Tuesday, October 9, 2018

Charlie Franks is A-OK by Cecily Anne Paterson


Rating: WARTY!

I didn't realize when I began this that it was volume 2 of the 'Coco and Charlie Franks' series, otherwise I probably would have skipped it altogether, but there is, once again, nothing on the cover to indicate to a poor unsuspecting reader that this is part of a series. This book won the CALEB writing prize in 2017 (this is a competition that authors pay to enter) and I can't for the life of me figure out why. I guess the competition was poor?

The book isn't god-awfully bad, and the reason I decided to read it was because I thought it might be different. It's set in Australia for one thing, and doesn't involve an only child or a child who is an orphan or who has only one parent. Aside from that, it hit every trope you can find in a book about girls and horses - the evil girl competitor, the competition you must win no matter what, the girl getting all the credit and the poor horse none; problems with her horse that threaten to derail her overriding ambition, lack of parental support (although both parents are present, they're really absent); resentment of a new addition to the family that becomes unrestrained joy later, trope overreaction to 'necessary' guy to validate the main female character, and so on.

After a year of home-schooling, the twins are going back to public school. Why they were home-schooled and why they're now going back goes unexplained. Maybe it's from something in volume one? It's at school where Coco fits in to the alpha girl pack and of course Charlie doesn't because she's nothing like her twin. Maybe this was something else that was gone into in the first novel, because it's not mentioned here as to whether they're identical or fraternal (can girls be fraternal twins? LOL! Sororal?).

I'm not one who expects identical twins to be exactly alike in behaviors and desires etc. I prefer it if they're not, but that said, they are quite literally clones and therefore have the same genes which often express in the same ways when it comes to preferences, tastes (not testes which is what I first accidentally typed! LOL!), lifestyle, etc. These two showed none of that whatsoever, so the point of twinning them was lost on me.

The worst problem for me though, was that the main character wasn't AOK. She wasn't even likeable. She had a one-track (or maybe in this case one-tack?) mind which revolved solely around her own selfish and self-absorbed desires, and really had no time for anything or anyone else, not even her sister who loaned Charlie her own horse after Charlie's wasn't able to compete. Charlie didn't strike me as having an over-abundance of smarts, either, as this quote indicates:

While I was at school, I put in enough effort to show I was actually present in the class, and at least vaguely interested in most subjects (I think I mostly just looked vague in Ancient History) but as soon as the bell went and I was on the bus, school was forgotten. Horses were the only things that were important....

The only other thing - quite literally - that she had her mind on was this guy with the asinine name of 'Jake' who seemed to have super powers since Charlie literally felt electric shocks when she so much as looked at him. I'm sorry, but no. How shallow can you make her? Well, this author paradoxically plumbed the depths of shallowness.

With regard to the baby her mother was expecting, this is Charlie's Take On it: " I didn't want to say 'she'. That baby was an 'it', forcing its way into our lives, and making my mum sick" Don't sugar-coat it like that, Charlie. Just plan on trampling the 'it' under your horse's hooves why don't you?!
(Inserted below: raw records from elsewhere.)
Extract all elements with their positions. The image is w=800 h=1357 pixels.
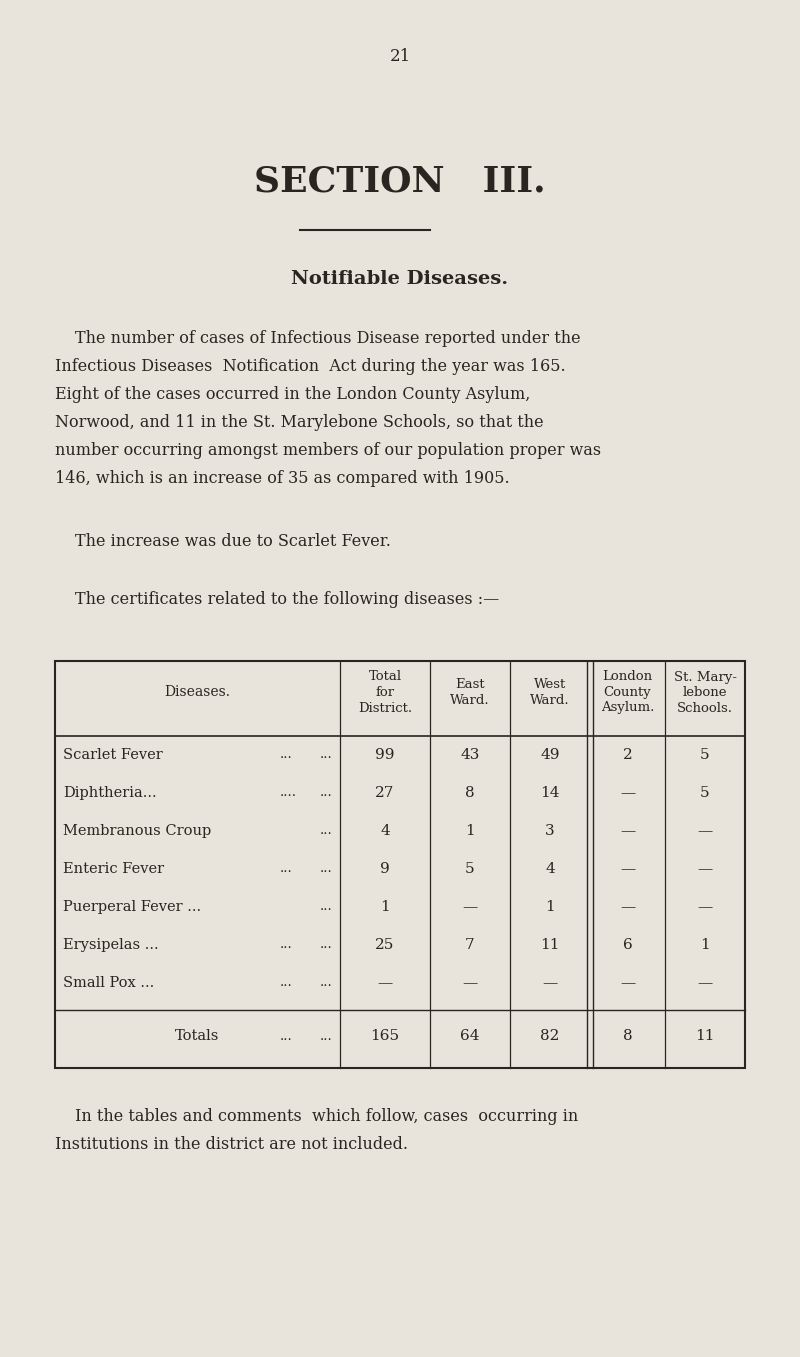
Text: —: —	[620, 786, 635, 801]
Text: 5: 5	[465, 862, 475, 877]
Text: —: —	[698, 900, 713, 915]
Text: Enteric Fever: Enteric Fever	[63, 862, 164, 877]
Text: ...: ...	[320, 863, 333, 875]
Text: East
Ward.: East Ward.	[450, 678, 490, 707]
Text: 1: 1	[545, 900, 555, 915]
Text: 4: 4	[380, 824, 390, 839]
Text: 99: 99	[375, 748, 394, 763]
Text: 9: 9	[380, 862, 390, 877]
Text: Totals: Totals	[175, 1029, 220, 1044]
Text: number occurring amongst members of our population proper was: number occurring amongst members of our …	[55, 442, 601, 459]
Text: 3: 3	[545, 824, 555, 839]
Text: The number of cases of Infectious Disease reported under the: The number of cases of Infectious Diseas…	[75, 330, 581, 347]
Text: —: —	[378, 976, 393, 991]
Text: SECTION   III.: SECTION III.	[254, 166, 546, 199]
Text: —: —	[462, 976, 478, 991]
Text: 1: 1	[380, 900, 390, 915]
Text: ...: ...	[320, 749, 333, 761]
Text: Puerperal Fever ...: Puerperal Fever ...	[63, 900, 201, 915]
Text: Small Pox ...: Small Pox ...	[63, 976, 154, 991]
Text: The increase was due to Scarlet Fever.: The increase was due to Scarlet Fever.	[75, 533, 391, 550]
Bar	[55, 661, 745, 1068]
Text: —: —	[462, 900, 478, 915]
Text: 5: 5	[700, 786, 710, 801]
Text: West
Ward.: West Ward.	[530, 678, 570, 707]
Text: 11: 11	[695, 1029, 714, 1044]
Text: ...: ...	[320, 939, 333, 951]
Text: —: —	[620, 862, 635, 877]
Text: Norwood, and 11 in the St. Marylebone Schools, so that the: Norwood, and 11 in the St. Marylebone Sc…	[55, 414, 544, 432]
Text: ...: ...	[320, 825, 333, 837]
Text: In the tables and comments  which follow, cases  occurring in: In the tables and comments which follow,…	[75, 1109, 578, 1125]
Text: 27: 27	[375, 786, 394, 801]
Text: ...: ...	[280, 939, 293, 951]
Text: 5: 5	[700, 748, 710, 763]
Text: —: —	[698, 824, 713, 839]
Text: —: —	[698, 862, 713, 877]
Text: 1: 1	[700, 938, 710, 953]
Text: 8: 8	[622, 1029, 632, 1044]
Text: 165: 165	[370, 1029, 399, 1044]
Text: ...: ...	[280, 863, 293, 875]
Text: ...: ...	[320, 977, 333, 989]
Text: Infectious Diseases  Notification  Act during the year was 165.: Infectious Diseases Notification Act dur…	[55, 358, 566, 375]
Text: Notifiable Diseases.: Notifiable Diseases.	[291, 270, 509, 288]
Text: —: —	[620, 824, 635, 839]
Text: —: —	[620, 900, 635, 915]
Text: ...: ...	[320, 901, 333, 913]
Text: St. Mary-
lebone
Schools.: St. Mary- lebone Schools.	[674, 670, 737, 715]
Text: 49: 49	[540, 748, 560, 763]
Text: —: —	[698, 976, 713, 991]
Text: ...: ...	[320, 1030, 333, 1042]
Text: Eight of the cases occurred in the London County Asylum,: Eight of the cases occurred in the Londo…	[55, 385, 530, 403]
Text: 4: 4	[545, 862, 555, 877]
Text: Scarlet Fever: Scarlet Fever	[63, 748, 162, 763]
Text: Erysipelas ...: Erysipelas ...	[63, 938, 158, 953]
Text: London
County
Asylum.: London County Asylum.	[601, 670, 654, 715]
Text: 7: 7	[465, 938, 475, 953]
Text: 6: 6	[622, 938, 632, 953]
Text: Diseases.: Diseases.	[165, 685, 230, 699]
Text: ...: ...	[320, 787, 333, 799]
Text: Total
for
District.: Total for District.	[358, 670, 412, 715]
Text: ...: ...	[280, 977, 293, 989]
Text: ....: ....	[280, 787, 297, 799]
Text: 82: 82	[540, 1029, 560, 1044]
Text: Membranous Croup: Membranous Croup	[63, 824, 211, 839]
Text: 8: 8	[465, 786, 475, 801]
Text: 14: 14	[540, 786, 560, 801]
Text: ...: ...	[280, 749, 293, 761]
Text: 25: 25	[375, 938, 394, 953]
Text: —: —	[542, 976, 558, 991]
Text: 2: 2	[622, 748, 632, 763]
Text: 146, which is an increase of 35 as compared with 1905.: 146, which is an increase of 35 as compa…	[55, 470, 510, 487]
Text: 21: 21	[390, 47, 410, 65]
Text: —: —	[620, 976, 635, 991]
Text: 11: 11	[540, 938, 560, 953]
Text: The certificates related to the following diseases :—: The certificates related to the followin…	[75, 592, 499, 608]
Text: Institutions in the district are not included.: Institutions in the district are not inc…	[55, 1136, 408, 1153]
Text: Diphtheria...: Diphtheria...	[63, 786, 157, 801]
Text: 1: 1	[465, 824, 475, 839]
Text: 43: 43	[460, 748, 480, 763]
Text: ...: ...	[280, 1030, 293, 1042]
Text: 64: 64	[460, 1029, 480, 1044]
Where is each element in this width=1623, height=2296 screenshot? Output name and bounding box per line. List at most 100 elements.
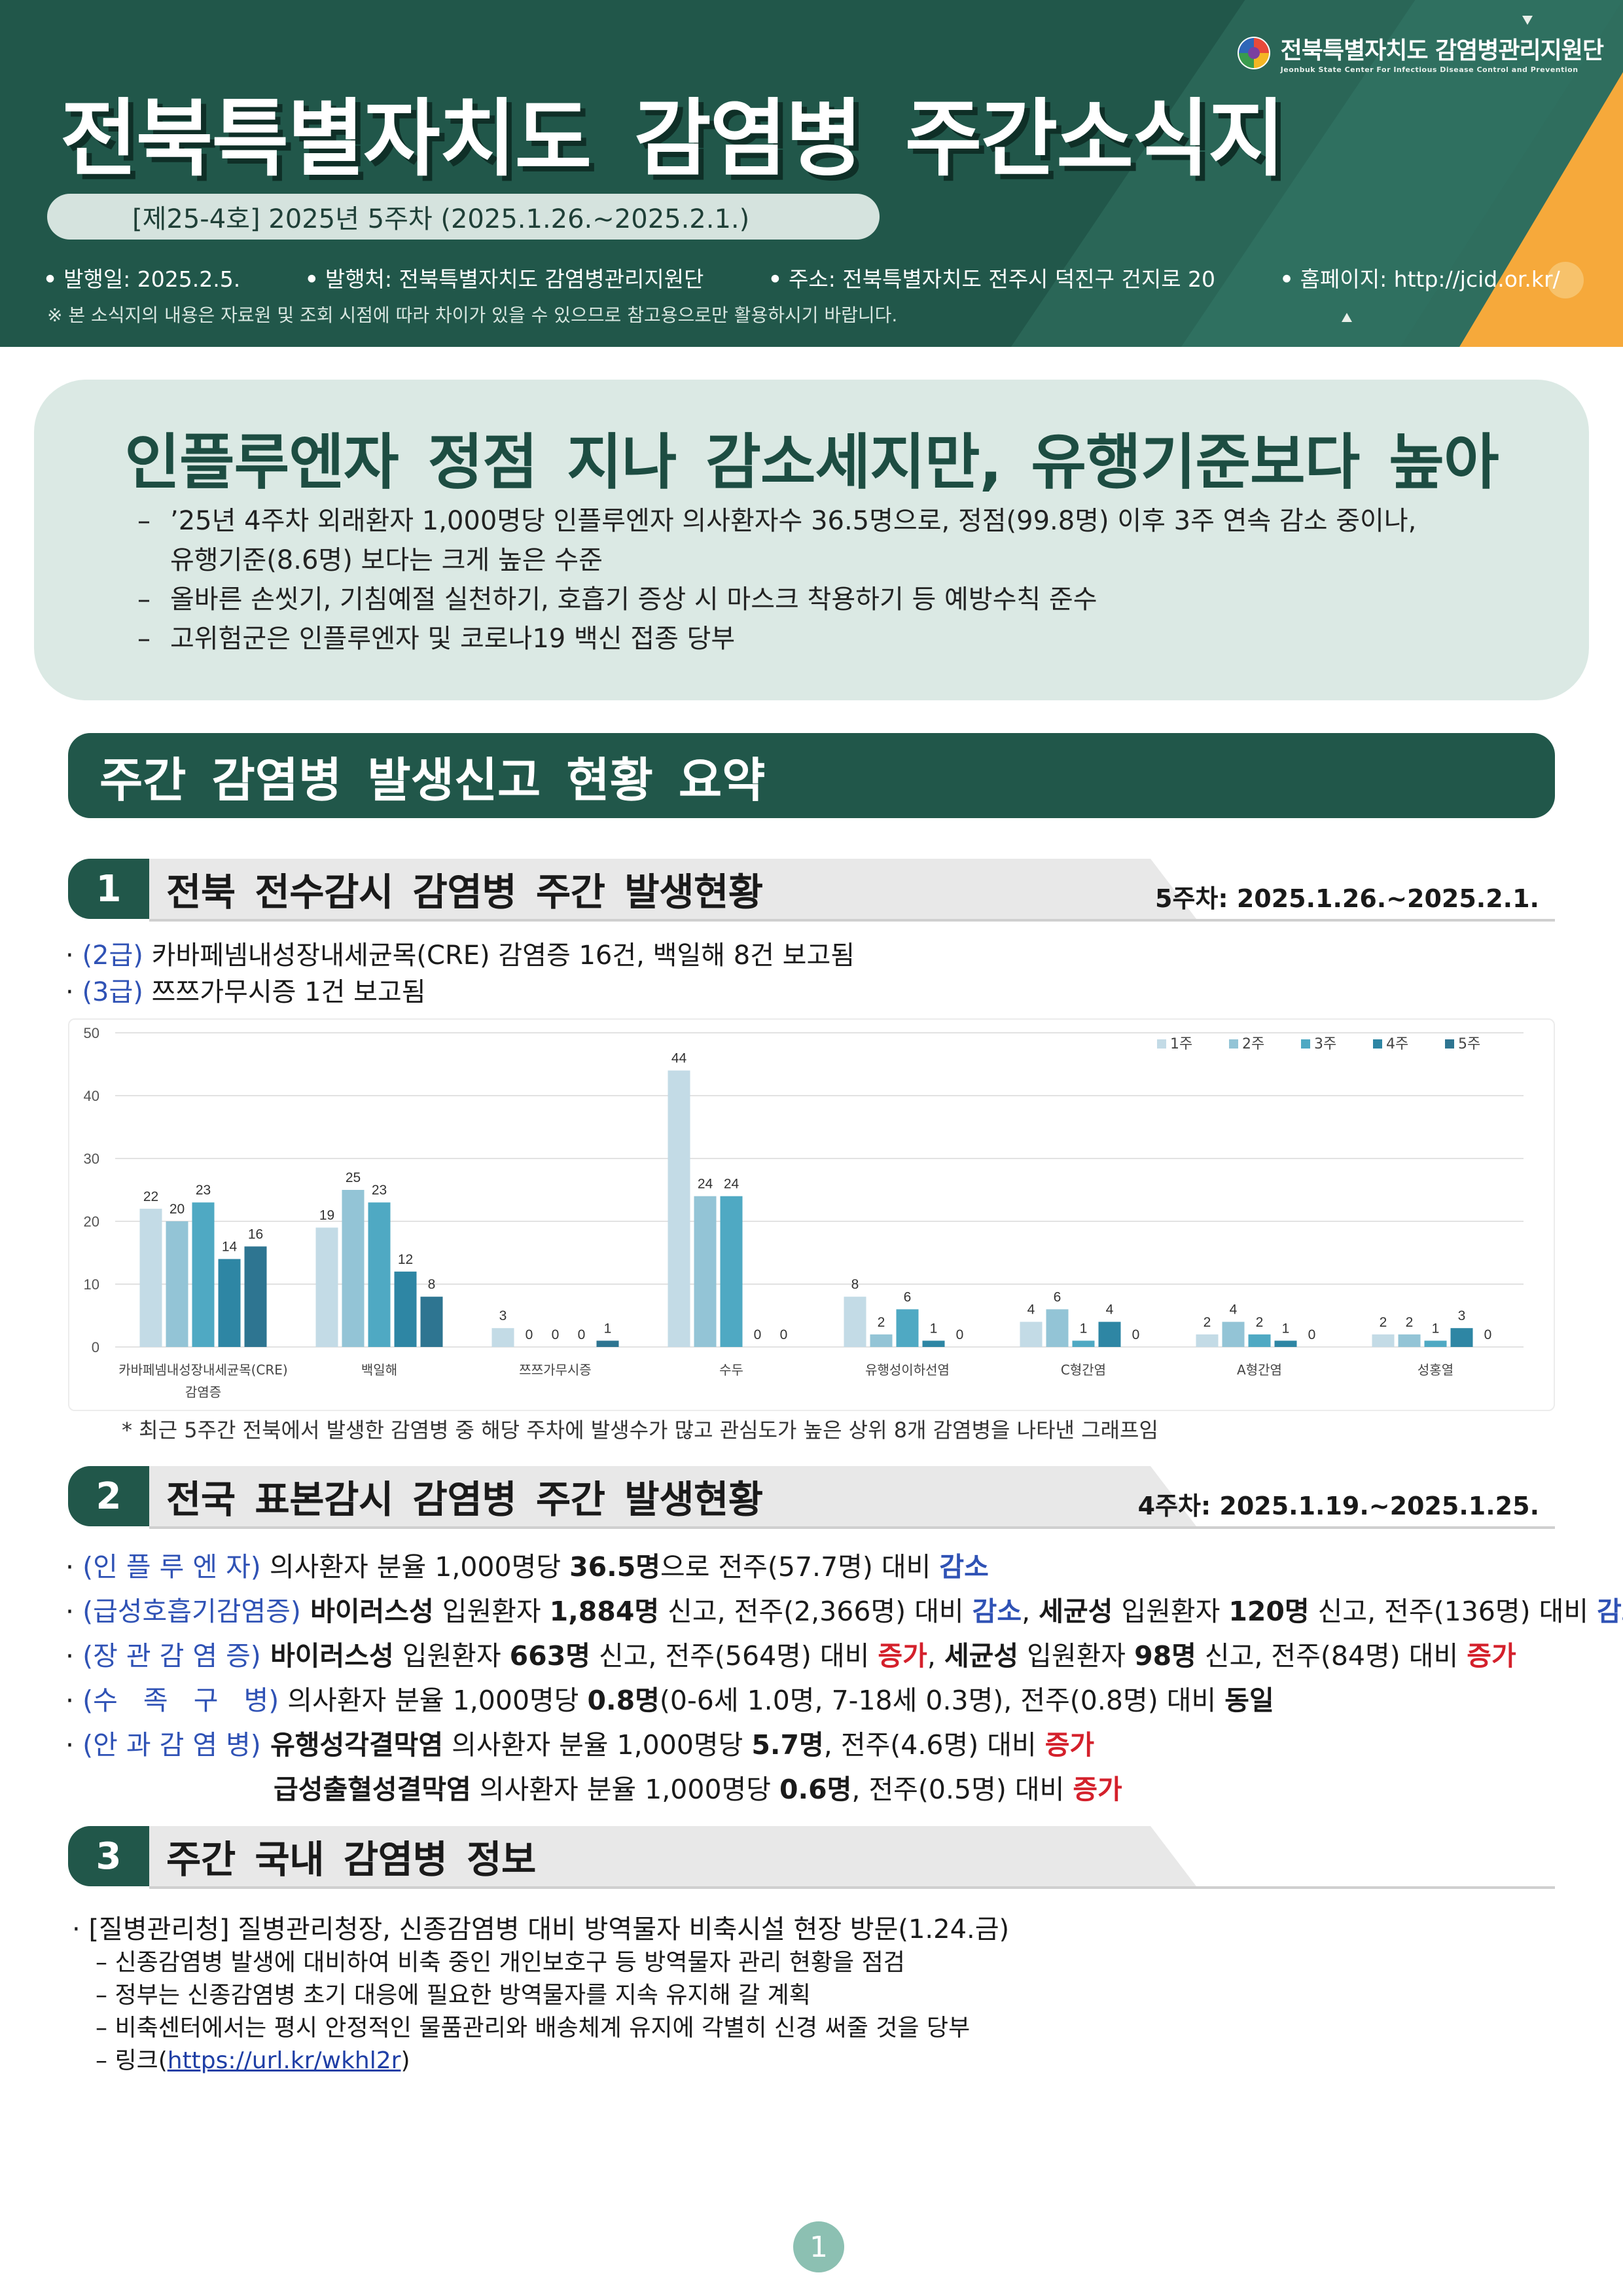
chart-bar (694, 1196, 717, 1347)
chart-bar (244, 1246, 267, 1347)
chart-bar (870, 1334, 893, 1347)
legend-label: 3주 (1314, 1036, 1336, 1052)
chart-bar (166, 1221, 188, 1347)
y-tick-label: 50 (84, 1025, 99, 1041)
chart-bar (1222, 1321, 1245, 1347)
data-label: 1 (604, 1321, 612, 1336)
chart-bar (315, 1227, 338, 1347)
chart-bar (1098, 1321, 1121, 1347)
domestic-news: · [질병관리청] 질병관리청장, 신종감염병 대비 방역물자 비축시설 현장 … (72, 1912, 1009, 2077)
data-label: 1 (1080, 1321, 1088, 1336)
list-item: · (인 플 루 엔 자) 의사환자 분율 1,000명당 36.5명으로 전주… (65, 1551, 989, 1583)
category-label: C형간염 (1061, 1362, 1106, 1378)
chart-bar (896, 1309, 919, 1347)
data-label: 24 (698, 1177, 713, 1192)
data-label: 0 (578, 1327, 586, 1342)
surveillance-category: (인 플 루 엔 자) (82, 1551, 261, 1583)
data-label: 12 (398, 1252, 413, 1267)
data-label: 0 (956, 1327, 964, 1342)
data-label: 1 (1282, 1321, 1290, 1336)
list-item: · (안 과 감 염 병) 유행성각결막염 의사환자 분율 1,000명당 5.… (65, 1729, 1095, 1761)
data-label: 0 (780, 1327, 788, 1342)
chart-bar (1046, 1309, 1069, 1347)
section-band (149, 1466, 1196, 1526)
surveillance-category: (장 관 감 염 증) (82, 1640, 261, 1672)
section-period: 5주차: 2025.1.26.~2025.2.1. (1155, 884, 1539, 913)
section-title: 전북 전수감시 감염병 주간 발생현황 (166, 870, 763, 914)
chart-bar (420, 1297, 443, 1347)
news-link[interactable]: https://url.kr/wkhl2r (167, 2047, 401, 2074)
publication-meta: • 발행일: 2025.2.5. • 발행처: 전북특별자치도 감염병관리지원단 •… (43, 262, 1618, 293)
legend-swatch (1157, 1039, 1166, 1049)
category-label: 감염증 (185, 1384, 221, 1400)
section-rule (149, 919, 1555, 922)
chart-bar (922, 1340, 945, 1347)
data-label: 3 (499, 1308, 507, 1323)
chart-bar (1196, 1334, 1219, 1347)
section-2-bullets: · (인 플 루 엔 자) 의사환자 분율 1,000명당 36.5명으로 전주… (65, 1545, 1623, 1812)
list-item: – 신종감염병 발생에 대비하여 비축 중인 개인보호구 등 방역물자 관리 현… (96, 1949, 905, 1976)
data-label: 1 (1432, 1321, 1440, 1336)
y-tick-label: 0 (92, 1339, 99, 1355)
data-label: 25 (346, 1170, 361, 1185)
y-tick-label: 40 (84, 1088, 99, 1104)
list-item: · (3급) 쯔쯔가무시증 1건 보고됨 (65, 977, 426, 1007)
data-label: 20 (169, 1202, 185, 1217)
chart-bar (218, 1259, 241, 1347)
section-number: 3 (68, 1826, 149, 1886)
list-item: 고위험군은 인플루엔자 및 코로나19 백신 접종 당부 (137, 619, 1551, 658)
chart-bar (192, 1202, 215, 1347)
chart-bar (596, 1340, 619, 1347)
data-label: 2 (1380, 1315, 1387, 1330)
data-label: 19 (319, 1208, 334, 1223)
data-label: 0 (526, 1327, 533, 1342)
section-3-header: 3 주간 국내 감염병 정보 (68, 1826, 1555, 1889)
legend-swatch (1301, 1039, 1310, 1049)
section-period: 4주차: 2025.1.19.~2025.1.25. (1137, 1492, 1539, 1520)
summary-section-title: 주간 감염병 발생신고 현황 요약 (68, 733, 1555, 818)
section-title: 전국 표본감시 감염병 주간 발생현황 (166, 1477, 763, 1522)
legend-swatch (1229, 1039, 1238, 1049)
disclaimer-notice: ※ 본 소식지의 내용은 자료원 및 조회 시점에 따라 차이가 있을 수 있으… (47, 304, 898, 326)
list-item: · (수 족 구 병) 의사환자 분율 1,000명당 0.8명(0-6세 1.… (65, 1685, 1274, 1716)
data-label: 4 (1027, 1302, 1035, 1318)
list-item: ’25년 4주차 외래환자 1,000명당 인플루엔자 의사환자수 36.5명으… (137, 501, 1551, 541)
section-band (149, 859, 1196, 919)
chart-bar (1424, 1340, 1447, 1347)
chart-bar (394, 1271, 417, 1347)
section-rule (149, 1886, 1555, 1889)
section-band (149, 1826, 1196, 1886)
list-item: · (급성호흡기감염증) 바이러스성 입원환자 1,884명 신고, 전주(2,… (65, 1596, 1623, 1627)
chart-bar (491, 1328, 514, 1347)
organization-logo: 전북특별자치도 감염병관리지원단 Jeonbuk State Center Fo… (1236, 31, 1604, 74)
section-title: 주간 국내 감염병 정보 (166, 1837, 536, 1882)
surveillance-category: (급성호흡기감염증) (82, 1596, 301, 1627)
category-label: 수두 (719, 1362, 743, 1378)
data-label: 16 (248, 1227, 263, 1242)
chart-bar (668, 1070, 690, 1347)
legend-swatch (1373, 1039, 1382, 1049)
list-item: · (장 관 감 염 증) 바이러스성 입원환자 663명 신고, 전주(564… (65, 1640, 1516, 1672)
list-item: – 비축센터에서는 평시 안정적인 물품관리와 배송체계 유지에 각별히 신경 … (96, 2015, 971, 2041)
data-label: 44 (671, 1051, 687, 1066)
data-label: 4 (1230, 1302, 1238, 1318)
y-tick-label: 10 (84, 1276, 99, 1293)
data-label: 4 (1106, 1302, 1114, 1318)
weekly-cases-bar-chart: 0 10 20 30 40 50 22 20 23 14 16 카바페넴내성장내세균목(CRE) 감염증… (68, 1018, 1555, 1411)
category-label: 유행성이하선염 (865, 1362, 950, 1378)
category-label: 성홍열 (1418, 1362, 1454, 1378)
chart-bar (844, 1297, 866, 1347)
logo-subtitle: Jeonbuk State Center For Infectious Dise… (1280, 65, 1578, 74)
homepage-link[interactable]: • 홈페이지: http://jcid.or.kr/ (1279, 266, 1560, 292)
data-label: 14 (222, 1240, 238, 1255)
chart-bar (139, 1208, 162, 1347)
y-tick-label: 20 (84, 1213, 99, 1230)
address: • 주소: 전북특별자치도 전주시 덕진구 건지로 20 (768, 266, 1216, 292)
header-banner: 전북특별자치도 감염병관리지원단 Jeonbuk State Center Fo… (0, 0, 1623, 347)
data-label: 0 (1308, 1327, 1316, 1342)
chart-bar (1020, 1321, 1043, 1347)
data-label: 6 (904, 1289, 912, 1304)
data-label: 2 (1256, 1315, 1264, 1330)
headline-list: ’25년 4주차 외래환자 1,000명당 인플루엔자 의사환자수 36.5명으… (137, 501, 1551, 658)
data-label: 23 (372, 1183, 387, 1198)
I'm guessing that the author's plan was to turn this around, but by this point it was too late! I was slightly over halfway through, at the end of Chapter 13 (or 13 Chapter 13 as this book insisted on labeling its chapters!) and I was so sick of this character's attitude that I simply didn't care what happened to her. I refused to read about her any more. She was a dick, and you can't turn that around with simple homespun remedies.

Charlie boasts that she's never fallen from her horse, but even if this is what the author has planned, you can't turned around that obnoxious arrogance, and selfishness with a fall from a horse. You can't do it with mom having a miscarriage, because Charlie selfishly hates the baby. You can't change it by her mom having a cute baby because Charlie selfishly hates the baby. You can't do it by winning the championship, because she's already convinced that a win is inevitable. You can't change it by having her lose the championship because she'll simply blame it on having to ride her sister's horse, for the use of which she's never even properly thanked her sister. She's a big jerk, period and I refuse to commend a novel that makes virtues out of vices in one so young and then seeks to fix all these problems with a magical redemption.